哲吉冰冷的眼眸划过一丝品不明白的情绪。
“这样……求人吗?”
清冷的声音带着一丝疑问和戏弄。
桑棉看出他没有不高兴,便认真点了点头。
然后再次主动进攻。
哲吉没反抗,可也没进一步,只是配合。
她明显有种他在戏弄自己,好像在看她能‘求’到什么程度的意思。
她心一横,吻的专注又热烈,就像是在咬一颗冰冻过的梨,很冷,却很甜,很解渴。
下午,桑棉把手续办好,就捉摸着,怎么带他回去。
一个伤患,骑马很颠簸,恐怕不行。
她去了市场,找了一圈才找到一个愿意去噶尔县的马车,但要价居然要三块钱,贵的很离谱。
不等她犹豫,哲吉直接拉着她去市场里,买了一辆马车。
一辆车也才花了五块钱,马是他们自己的,倒是省下许多。
哲吉多给五毛钱让师傅把车装好。
又带着她去店里选了三个卡垫,还有一个便携式的小火炉,茶具等。
完全可以在车上自己煮茶来喝。
买完这些东西,他就把手里的钱都交给她。
分成了两沓。
一沓有二十块,另一沓只怕能有个两百块。
“二十块交给阿哥,家用,余下的两百块你收好。”
哲吉还特别交代她。
给她这么多钱?
“二十是这次在庄园看病的酬劳,两百……不当得利,只有你能用。
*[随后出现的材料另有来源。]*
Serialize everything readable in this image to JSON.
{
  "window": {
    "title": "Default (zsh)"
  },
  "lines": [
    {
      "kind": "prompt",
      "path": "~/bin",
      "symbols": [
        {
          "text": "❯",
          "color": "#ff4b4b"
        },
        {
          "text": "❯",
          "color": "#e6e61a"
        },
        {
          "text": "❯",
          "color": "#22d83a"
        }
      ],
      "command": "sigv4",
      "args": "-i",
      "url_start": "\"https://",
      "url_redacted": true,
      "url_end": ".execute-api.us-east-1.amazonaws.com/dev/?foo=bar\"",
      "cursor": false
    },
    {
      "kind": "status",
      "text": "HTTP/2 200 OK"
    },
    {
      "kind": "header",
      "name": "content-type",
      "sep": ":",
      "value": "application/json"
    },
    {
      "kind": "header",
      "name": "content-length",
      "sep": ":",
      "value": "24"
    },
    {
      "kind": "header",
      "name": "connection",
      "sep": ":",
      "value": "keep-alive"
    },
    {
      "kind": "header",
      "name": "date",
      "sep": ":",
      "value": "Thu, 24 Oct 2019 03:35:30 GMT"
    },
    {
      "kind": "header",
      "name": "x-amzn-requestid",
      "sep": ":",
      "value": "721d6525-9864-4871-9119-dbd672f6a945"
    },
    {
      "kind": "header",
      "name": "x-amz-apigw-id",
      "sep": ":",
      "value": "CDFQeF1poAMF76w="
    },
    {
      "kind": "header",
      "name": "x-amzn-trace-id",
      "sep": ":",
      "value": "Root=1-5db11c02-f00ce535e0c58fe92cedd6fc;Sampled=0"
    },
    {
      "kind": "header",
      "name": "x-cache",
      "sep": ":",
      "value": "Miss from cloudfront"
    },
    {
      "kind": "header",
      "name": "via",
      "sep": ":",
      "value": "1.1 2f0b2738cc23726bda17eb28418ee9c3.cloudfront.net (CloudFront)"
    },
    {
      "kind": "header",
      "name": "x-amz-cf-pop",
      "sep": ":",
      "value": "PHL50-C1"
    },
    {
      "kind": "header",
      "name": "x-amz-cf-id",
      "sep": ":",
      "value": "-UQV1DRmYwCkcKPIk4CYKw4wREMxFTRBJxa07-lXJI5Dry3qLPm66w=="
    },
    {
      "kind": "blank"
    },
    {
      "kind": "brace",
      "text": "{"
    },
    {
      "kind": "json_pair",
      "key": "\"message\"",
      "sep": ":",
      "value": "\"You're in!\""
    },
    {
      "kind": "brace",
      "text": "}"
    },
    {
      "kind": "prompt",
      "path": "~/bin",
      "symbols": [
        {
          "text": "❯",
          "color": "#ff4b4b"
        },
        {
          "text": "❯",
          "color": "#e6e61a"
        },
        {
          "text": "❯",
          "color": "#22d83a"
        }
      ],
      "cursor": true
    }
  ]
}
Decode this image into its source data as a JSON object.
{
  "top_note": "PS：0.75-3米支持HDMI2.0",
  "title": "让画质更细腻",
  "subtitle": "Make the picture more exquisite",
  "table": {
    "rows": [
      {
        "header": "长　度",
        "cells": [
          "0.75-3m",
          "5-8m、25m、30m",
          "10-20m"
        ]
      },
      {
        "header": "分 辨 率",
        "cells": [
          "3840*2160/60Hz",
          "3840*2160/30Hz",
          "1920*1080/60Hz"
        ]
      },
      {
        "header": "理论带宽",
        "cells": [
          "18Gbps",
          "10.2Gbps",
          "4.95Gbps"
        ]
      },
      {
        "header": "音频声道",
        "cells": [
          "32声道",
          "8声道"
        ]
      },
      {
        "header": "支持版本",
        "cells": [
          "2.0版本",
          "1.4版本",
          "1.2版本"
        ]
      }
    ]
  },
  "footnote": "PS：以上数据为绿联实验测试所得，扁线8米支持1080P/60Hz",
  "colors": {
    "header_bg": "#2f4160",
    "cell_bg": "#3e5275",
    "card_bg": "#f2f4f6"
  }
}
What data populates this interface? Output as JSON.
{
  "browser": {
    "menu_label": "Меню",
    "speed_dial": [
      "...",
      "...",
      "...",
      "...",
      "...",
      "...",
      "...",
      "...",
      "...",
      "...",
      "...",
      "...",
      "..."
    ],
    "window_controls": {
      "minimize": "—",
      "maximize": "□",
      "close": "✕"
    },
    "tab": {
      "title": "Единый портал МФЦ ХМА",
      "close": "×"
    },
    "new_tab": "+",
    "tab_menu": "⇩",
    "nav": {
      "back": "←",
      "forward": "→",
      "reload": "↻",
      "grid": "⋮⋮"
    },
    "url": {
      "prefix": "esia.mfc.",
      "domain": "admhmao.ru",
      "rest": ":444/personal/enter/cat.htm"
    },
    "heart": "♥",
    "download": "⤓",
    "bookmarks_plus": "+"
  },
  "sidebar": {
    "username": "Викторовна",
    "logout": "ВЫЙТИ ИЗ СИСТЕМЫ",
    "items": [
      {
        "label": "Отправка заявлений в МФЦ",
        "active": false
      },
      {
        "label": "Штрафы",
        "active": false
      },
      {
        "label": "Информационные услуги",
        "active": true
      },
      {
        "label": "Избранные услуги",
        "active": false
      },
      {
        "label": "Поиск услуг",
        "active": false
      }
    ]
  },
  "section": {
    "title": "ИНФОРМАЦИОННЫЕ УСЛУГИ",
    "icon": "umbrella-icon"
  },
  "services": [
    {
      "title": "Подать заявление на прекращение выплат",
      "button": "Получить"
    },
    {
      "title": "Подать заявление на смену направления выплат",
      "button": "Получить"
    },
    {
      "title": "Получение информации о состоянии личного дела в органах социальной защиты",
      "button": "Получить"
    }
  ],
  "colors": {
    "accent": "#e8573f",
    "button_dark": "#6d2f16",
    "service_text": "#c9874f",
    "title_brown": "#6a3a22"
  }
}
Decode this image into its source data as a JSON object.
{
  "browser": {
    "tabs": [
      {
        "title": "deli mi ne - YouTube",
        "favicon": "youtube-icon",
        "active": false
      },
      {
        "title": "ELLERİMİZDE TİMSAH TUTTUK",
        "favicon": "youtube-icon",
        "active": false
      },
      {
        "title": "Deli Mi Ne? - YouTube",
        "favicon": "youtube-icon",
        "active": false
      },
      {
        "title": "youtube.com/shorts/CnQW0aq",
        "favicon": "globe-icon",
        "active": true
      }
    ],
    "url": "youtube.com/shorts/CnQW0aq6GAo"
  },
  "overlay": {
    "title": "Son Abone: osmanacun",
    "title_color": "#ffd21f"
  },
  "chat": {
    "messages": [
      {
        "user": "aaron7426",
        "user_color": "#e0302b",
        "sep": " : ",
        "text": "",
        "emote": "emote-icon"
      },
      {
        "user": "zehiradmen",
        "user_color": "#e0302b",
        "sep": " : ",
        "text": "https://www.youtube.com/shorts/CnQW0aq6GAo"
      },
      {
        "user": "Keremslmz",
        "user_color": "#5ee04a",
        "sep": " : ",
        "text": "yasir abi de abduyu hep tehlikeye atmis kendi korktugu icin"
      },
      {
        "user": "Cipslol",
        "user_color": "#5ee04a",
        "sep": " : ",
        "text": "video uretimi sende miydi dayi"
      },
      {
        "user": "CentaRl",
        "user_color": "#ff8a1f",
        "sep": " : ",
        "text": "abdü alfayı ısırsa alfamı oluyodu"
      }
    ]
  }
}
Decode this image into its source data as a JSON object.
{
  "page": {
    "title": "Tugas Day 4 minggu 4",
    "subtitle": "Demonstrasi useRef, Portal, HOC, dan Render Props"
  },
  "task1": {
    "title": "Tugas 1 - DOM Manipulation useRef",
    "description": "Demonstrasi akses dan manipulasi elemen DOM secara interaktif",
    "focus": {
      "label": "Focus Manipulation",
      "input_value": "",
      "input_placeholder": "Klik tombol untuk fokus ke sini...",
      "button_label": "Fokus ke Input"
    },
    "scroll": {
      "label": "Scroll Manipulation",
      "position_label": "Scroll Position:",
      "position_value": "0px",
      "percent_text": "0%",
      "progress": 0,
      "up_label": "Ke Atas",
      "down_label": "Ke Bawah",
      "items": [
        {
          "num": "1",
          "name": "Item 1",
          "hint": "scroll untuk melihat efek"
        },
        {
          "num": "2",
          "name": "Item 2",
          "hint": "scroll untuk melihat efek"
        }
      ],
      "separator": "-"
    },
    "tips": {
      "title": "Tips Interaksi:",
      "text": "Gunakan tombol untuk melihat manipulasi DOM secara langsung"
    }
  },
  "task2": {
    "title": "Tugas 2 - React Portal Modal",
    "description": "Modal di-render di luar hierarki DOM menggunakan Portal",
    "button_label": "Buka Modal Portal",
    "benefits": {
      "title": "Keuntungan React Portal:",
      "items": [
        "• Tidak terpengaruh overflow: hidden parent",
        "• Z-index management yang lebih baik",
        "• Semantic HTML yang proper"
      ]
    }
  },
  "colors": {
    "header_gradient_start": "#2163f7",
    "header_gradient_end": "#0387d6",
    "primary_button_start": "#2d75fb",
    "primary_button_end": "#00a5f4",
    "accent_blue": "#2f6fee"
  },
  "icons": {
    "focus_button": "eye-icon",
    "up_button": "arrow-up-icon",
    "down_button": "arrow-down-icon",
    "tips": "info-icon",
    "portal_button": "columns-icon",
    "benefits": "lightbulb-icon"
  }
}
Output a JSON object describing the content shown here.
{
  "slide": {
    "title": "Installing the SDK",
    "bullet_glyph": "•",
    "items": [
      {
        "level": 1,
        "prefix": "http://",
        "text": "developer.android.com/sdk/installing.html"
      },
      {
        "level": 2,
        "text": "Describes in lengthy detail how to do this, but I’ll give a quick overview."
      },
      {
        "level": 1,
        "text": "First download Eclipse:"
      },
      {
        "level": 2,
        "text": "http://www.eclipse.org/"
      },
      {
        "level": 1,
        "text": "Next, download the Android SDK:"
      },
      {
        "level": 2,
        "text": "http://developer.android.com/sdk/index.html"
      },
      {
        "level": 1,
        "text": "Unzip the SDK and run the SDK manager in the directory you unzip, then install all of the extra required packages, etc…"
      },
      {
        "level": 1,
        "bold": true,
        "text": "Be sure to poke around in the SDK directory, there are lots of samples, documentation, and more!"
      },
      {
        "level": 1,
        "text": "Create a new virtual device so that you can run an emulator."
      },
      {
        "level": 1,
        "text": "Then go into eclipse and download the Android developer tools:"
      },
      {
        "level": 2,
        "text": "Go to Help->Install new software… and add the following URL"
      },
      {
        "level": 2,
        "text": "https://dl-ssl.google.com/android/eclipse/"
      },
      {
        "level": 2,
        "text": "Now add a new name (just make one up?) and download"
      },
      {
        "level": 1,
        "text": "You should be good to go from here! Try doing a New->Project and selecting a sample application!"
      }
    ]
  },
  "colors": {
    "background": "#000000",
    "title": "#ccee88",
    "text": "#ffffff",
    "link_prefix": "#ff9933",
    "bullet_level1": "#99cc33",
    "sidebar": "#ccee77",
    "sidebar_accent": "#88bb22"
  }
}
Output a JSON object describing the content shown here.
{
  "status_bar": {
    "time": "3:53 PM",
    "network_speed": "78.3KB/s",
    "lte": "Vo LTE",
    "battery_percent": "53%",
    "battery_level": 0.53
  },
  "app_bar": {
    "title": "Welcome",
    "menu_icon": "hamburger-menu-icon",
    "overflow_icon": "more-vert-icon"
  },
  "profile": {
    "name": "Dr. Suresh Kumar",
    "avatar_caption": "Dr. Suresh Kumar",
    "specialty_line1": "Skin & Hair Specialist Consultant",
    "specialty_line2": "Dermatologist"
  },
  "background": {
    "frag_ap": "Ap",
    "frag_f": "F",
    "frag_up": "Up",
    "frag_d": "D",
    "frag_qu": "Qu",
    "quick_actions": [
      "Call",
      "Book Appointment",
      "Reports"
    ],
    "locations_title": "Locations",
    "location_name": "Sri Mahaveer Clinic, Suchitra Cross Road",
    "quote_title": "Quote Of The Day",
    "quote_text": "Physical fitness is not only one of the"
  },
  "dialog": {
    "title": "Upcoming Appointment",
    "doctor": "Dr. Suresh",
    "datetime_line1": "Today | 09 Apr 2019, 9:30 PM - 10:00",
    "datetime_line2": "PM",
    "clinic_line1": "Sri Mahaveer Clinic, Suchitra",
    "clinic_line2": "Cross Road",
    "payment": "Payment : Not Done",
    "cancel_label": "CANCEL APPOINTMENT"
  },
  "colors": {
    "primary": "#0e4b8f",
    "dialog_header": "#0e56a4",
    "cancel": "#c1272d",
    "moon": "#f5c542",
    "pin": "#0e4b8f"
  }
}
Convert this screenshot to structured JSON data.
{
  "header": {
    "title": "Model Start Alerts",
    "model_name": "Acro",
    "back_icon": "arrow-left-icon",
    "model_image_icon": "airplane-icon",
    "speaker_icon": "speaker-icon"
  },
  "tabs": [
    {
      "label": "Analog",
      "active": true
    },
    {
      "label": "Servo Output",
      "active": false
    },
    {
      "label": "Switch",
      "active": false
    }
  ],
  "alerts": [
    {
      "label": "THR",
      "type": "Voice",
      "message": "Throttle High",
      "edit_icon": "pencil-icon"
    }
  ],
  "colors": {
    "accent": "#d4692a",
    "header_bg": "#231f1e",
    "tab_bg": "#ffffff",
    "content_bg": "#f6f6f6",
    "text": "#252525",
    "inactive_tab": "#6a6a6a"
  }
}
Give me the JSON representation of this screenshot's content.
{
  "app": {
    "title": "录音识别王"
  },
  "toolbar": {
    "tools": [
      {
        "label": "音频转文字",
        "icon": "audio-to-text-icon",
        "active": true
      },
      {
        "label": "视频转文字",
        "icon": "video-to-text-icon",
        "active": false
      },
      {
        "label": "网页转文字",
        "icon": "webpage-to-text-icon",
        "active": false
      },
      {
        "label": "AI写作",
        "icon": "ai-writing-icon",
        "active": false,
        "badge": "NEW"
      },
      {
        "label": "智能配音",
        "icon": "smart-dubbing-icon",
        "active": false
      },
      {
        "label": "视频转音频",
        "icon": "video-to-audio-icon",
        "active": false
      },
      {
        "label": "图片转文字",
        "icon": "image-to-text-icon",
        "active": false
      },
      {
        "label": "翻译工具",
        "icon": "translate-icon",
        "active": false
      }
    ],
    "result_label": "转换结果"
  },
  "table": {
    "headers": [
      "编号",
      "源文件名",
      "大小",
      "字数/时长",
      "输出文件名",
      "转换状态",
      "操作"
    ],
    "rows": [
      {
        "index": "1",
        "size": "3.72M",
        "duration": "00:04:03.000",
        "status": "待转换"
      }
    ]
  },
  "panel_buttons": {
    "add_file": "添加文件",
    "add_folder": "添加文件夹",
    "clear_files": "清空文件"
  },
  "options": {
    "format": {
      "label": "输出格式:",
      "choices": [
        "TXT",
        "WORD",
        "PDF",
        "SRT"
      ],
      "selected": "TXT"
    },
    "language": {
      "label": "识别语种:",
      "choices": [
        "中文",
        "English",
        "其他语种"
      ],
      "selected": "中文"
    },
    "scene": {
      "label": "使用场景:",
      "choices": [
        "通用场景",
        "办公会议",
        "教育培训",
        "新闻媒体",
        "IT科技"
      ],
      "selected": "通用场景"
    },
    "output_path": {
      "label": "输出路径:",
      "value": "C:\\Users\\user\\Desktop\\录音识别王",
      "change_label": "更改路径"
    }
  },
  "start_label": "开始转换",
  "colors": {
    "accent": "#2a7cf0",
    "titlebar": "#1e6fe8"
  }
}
”
哲吉轻笑着,眼里又带上了不怀好意的邪笑。
不当得利这四个字,让桑棉的手轻轻一颤。
这家伙,可真会分配。
这些日子的相处,让桑棉知道了一件很重要的事情。
家里很穷,可是哲吉并不缺钱花,但他没有把这些钱都给家里。
可哲吉不是个小气的人。
所以他赚来的钱,也分的清清楚楚。
干净的给家里,不干净的,随意挥霍。
不过桑棉倒是收的心安理得。
随后她又买了些食物,能在路上车。
等马车弄好,两人驾着车,去医院接阿望。